As an overall strategy, the Pacers, in part, are taking more 3s in this series because they know they are going to have a hard time with OKC’s interior defense and because they know they’re playing uphill. Making 3s is the most tried-and-true underdog blueprint. But there’s more to it.
The Thunder forced the Pacers into 19 turnovers in the first half of Game 1, an unbelievable number for an extremely protective offense. The surest way to cut down on turnovers is to shoot quickly, before a turnover can happen.
If nothing else, Indiana certainly isn’t passing up any 3s. They know that they have to get as many shots on goal as possible with the number of turnovers OKC is likely to force (Indiana kept the number to 15 in Game 2, which is still above their average but perhaps manageable if they’re making a bunch of 3s, but you have to count on a pretty big turnover number moving forward).

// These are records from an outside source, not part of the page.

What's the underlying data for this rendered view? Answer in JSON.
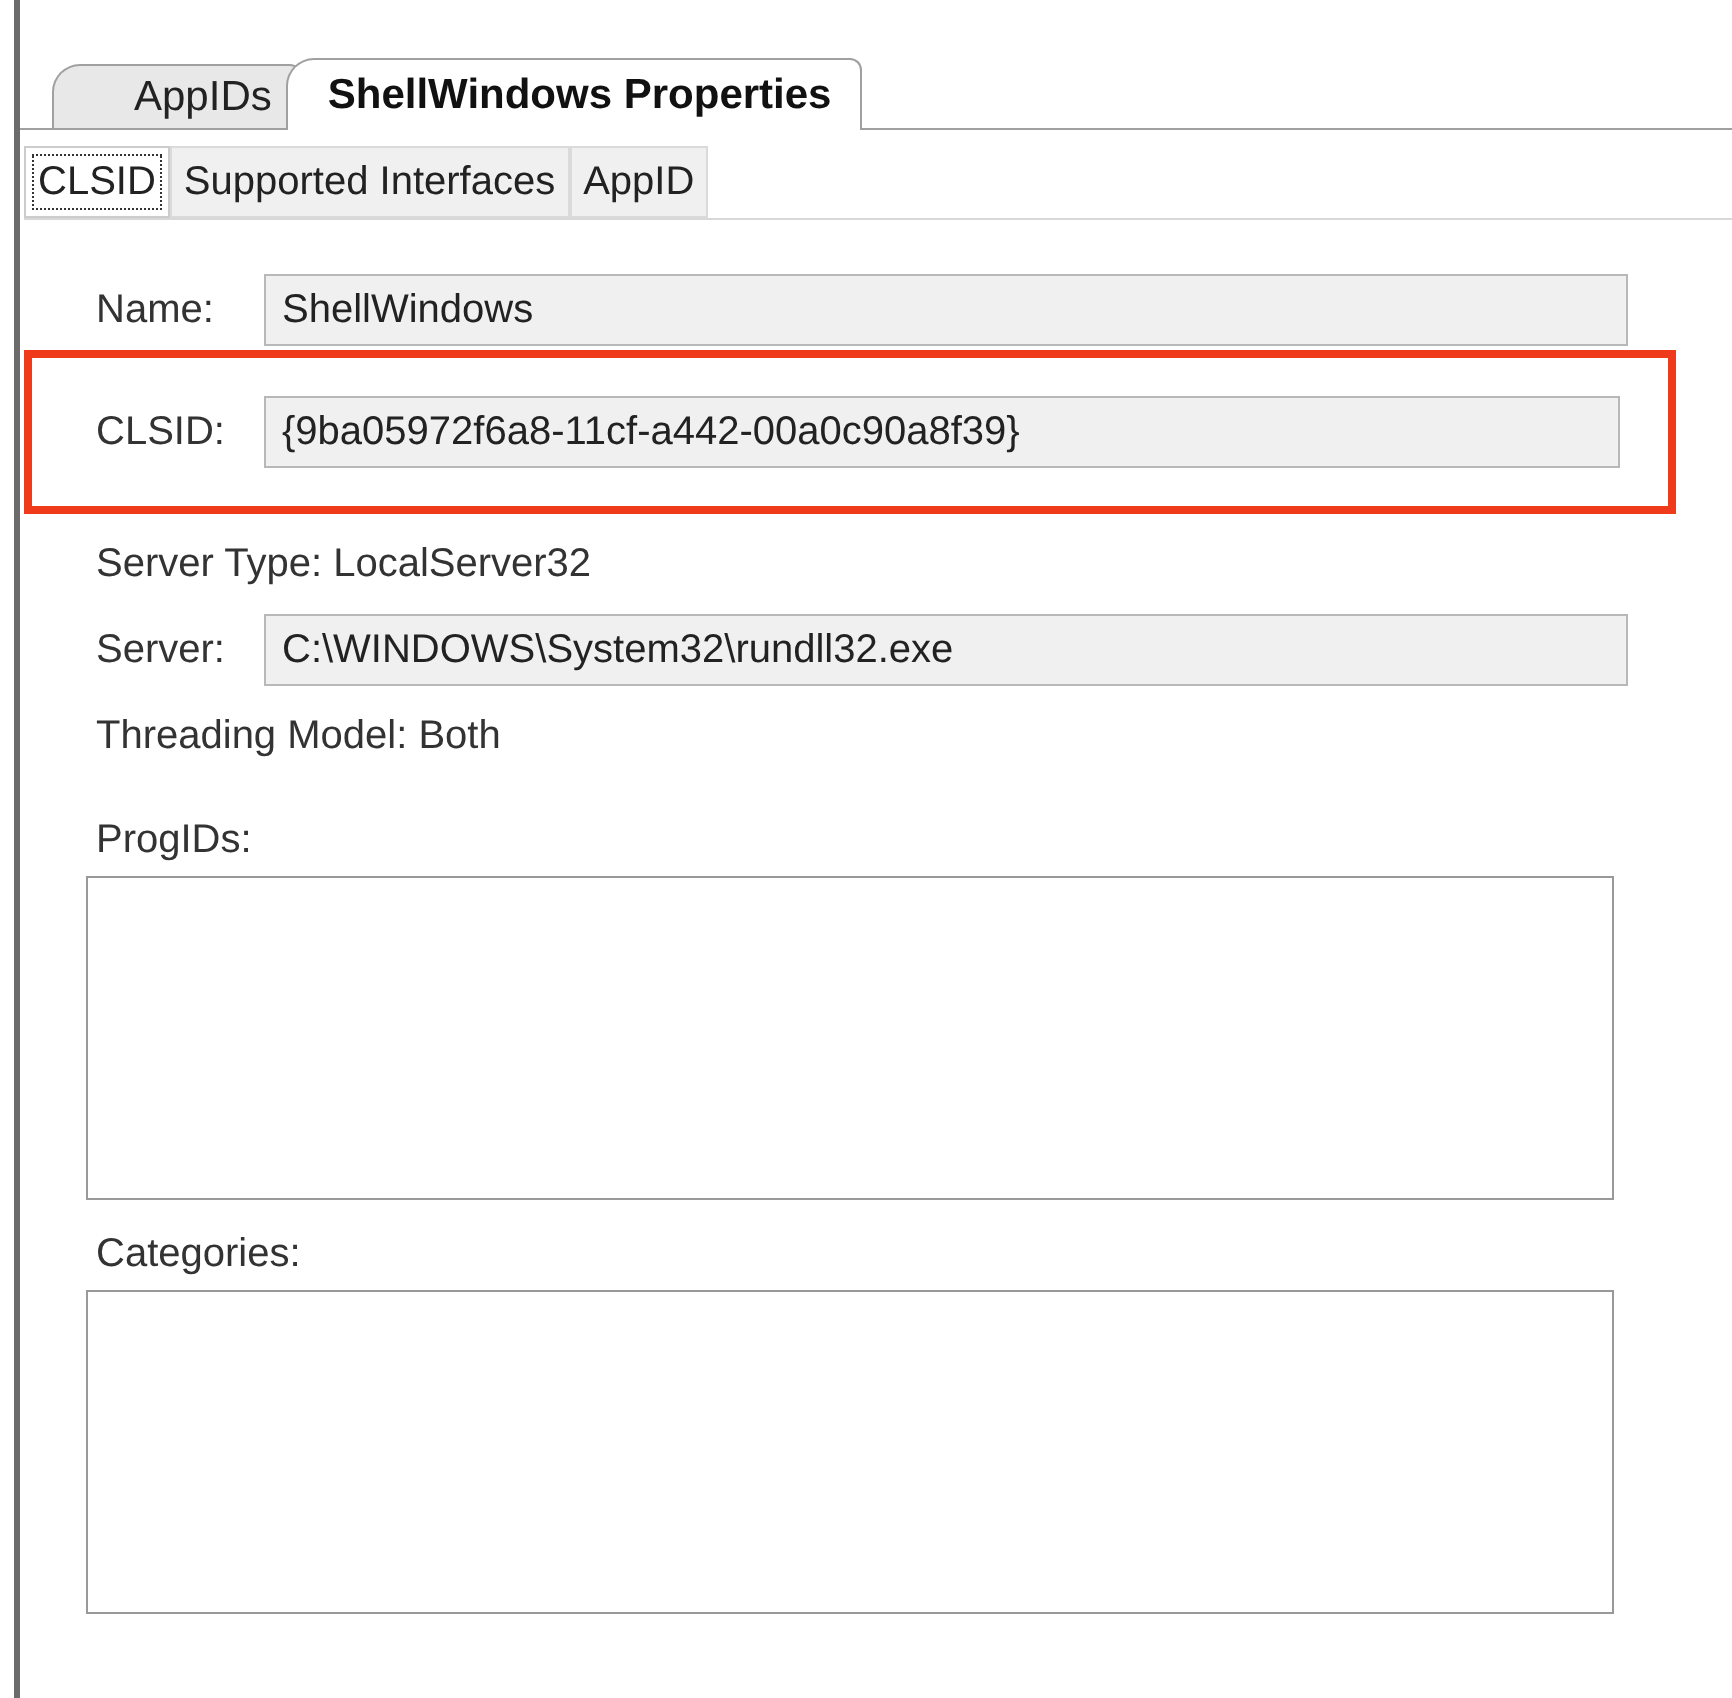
{
  "outer_tabs": [
    {
      "label": "AppIDs",
      "selected": false
    },
    {
      "label": "ShellWindows Properties",
      "selected": true
    }
  ],
  "inner_tabs": [
    {
      "label": "CLSID",
      "selected": true
    },
    {
      "label": "Supported Interfaces",
      "selected": false
    },
    {
      "label": "AppID",
      "selected": false
    }
  ],
  "rows": [
    {
      "kind": "field",
      "label": "Name:",
      "value": "ShellWindows",
      "highlighted": false
    },
    {
      "kind": "field",
      "label": "CLSID:",
      "value": "{9ba05972f6a8-11cf-a442-00a0c90a8f39}",
      "highlighted": true
    },
    {
      "kind": "text",
      "text": "Server Type: LocalServer32"
    },
    {
      "kind": "field",
      "label": "Server:",
      "value": "C:\\WINDOWS\\System32\\rundll32.exe",
      "highlighted": false
    },
    {
      "kind": "text",
      "text": "Threading Model: Both"
    }
  ],
  "lists": [
    {
      "label": "ProgIDs:"
    },
    {
      "label": "Categories:"
    }
  ]
}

In the end, it all comes down to a basic question: Will the Pacers make a high percentage of contested 3s, and if they do, will the Thunder do their part in missing a high percentage of theirs? That equation worked out in Indiana’s favor in Game 1, but the math went wrong in Game 2.
You can look at a hundred different factors for Game 3 and beyond, but none will outweigh the simple truth that the Pacers have to win the 3-point battle, probably by a wide margin, to have any chance to win another game in this series, let alone three more.